Safety, tolerability and pharmacokinetics of crizotinib in combination with cytotoxic chemotherapy for pediatric patients with refractory solid tumors or anaplastic large cell lymphoma (ALCL): a Children’s Oncology Group phase 1 consortium study (ADVL1212)

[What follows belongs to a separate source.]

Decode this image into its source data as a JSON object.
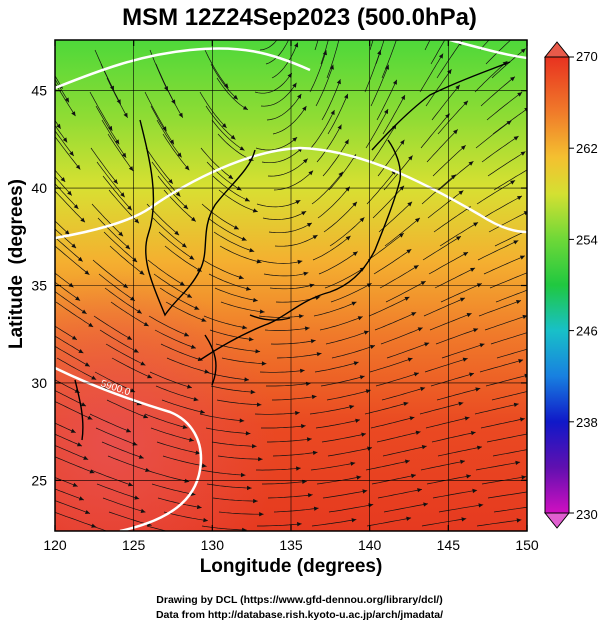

• Published in: Cancer chemotherapy and pharmacology Vol. 86; no. 6; pp. 829 - 840
• Main Authors: Greengard, Emily, Mosse, Yael P., Liu, Xiaowei, Minard, Charles G., Reid, Joel M., Voss, Stephan, Wilner, Keith, Fox, Elizabeth, Balis, Frank, Blaney, Susan M., Adamson, Peter C., Weigel, Brenda J.
• Format: Journal Article
• Language: English
• Published: Berlin/Heidelberg Springer Berlin Heidelberg 01.12.2020; Springer Nature B.V
• Subjects: Anaplastic large-cell lymphoma; Bioavailability; Cancer Research; Chemotherapy; Children; Clinical Trial Report; Consortia; Cyclophosphamide; Cytotoxicity; Doxorubicin; Exposure; Lymphoma; Medicine; Medicine & Public Health; Microspheres; Oncology; Palatability; Patients; Pediatrics; Pharmacokinetics; Pharmacology; Pharmacology/Toxicology; Solid tumors; Targeted cancer therapy; Topotecan; Toxicity; Tumors; Vincristine; Crizotinib; Oncology; Phase 1; Pediatric; Chemotherapy combinations
• ISSN: 0344-5704; 1432-0843
• DOI: 10.1007/s00280-020-04171-4

Purpose This phase 1 study aimed to determine the safety, tolerability and recommended phase 2 dose (RP2D) of crizotinib in combination with cytotoxic chemotherapy for children with refractory solid tumors and ALCL. Methods Pediatric patients with treatment refractory solid tumors or ALCL were eligible. Using a 3 + 3 design, crizotinib was escalated in three dose levels: 165, 215, or 280 mg/m 2 /dose BID. In Part A, patients received crizotinib oral solution (OS) in combination with topotecan and cyclophosphamide (topo/cyclo); in Part B, crizotinib OS was administered with vincristine and doxorubicin (vcr/dox). In Parts C and D, patients received topo/cyclo in combination with either crizotinib-formulated capsules (FC) or microspheres (cMS), respectively. Crizotinib pharmacokinetic evaluation was required. Results Forty-four eligible patients were enrolled, 39 were evaluable for toxicity. Parts A and B were terminated due to concerns regarding palatability and tolerability of the OS. In Part C, crizotinib, FC 215 mg/m 2 /dose BID, in combination with topo/cyclo was tolerated. In Part D, the maximum tolerated dose (MTD) was exceeded at 165 mg/m 2 /dose of crizotinib cMS. Pharmacokinetics of crizotinib in combination with chemotherapy was similar to single-agent crizotinib and exposures were not formulation dependent. Conclusions The RP2D of crizotinib FCs in combination with cyclophosphamide and topotecan was 215 mg/m 2 /dose BID. The oral solution of crizotinib was not palatable in this patient population. Crizotinib cMS was palatable; however, patients experienced increased toxicity that was not explained by the relative bioavailability or exposure and warrants further investigation. Clinical trial registry The trial is registered as NCT01606878 at Clinicaltrials.gov.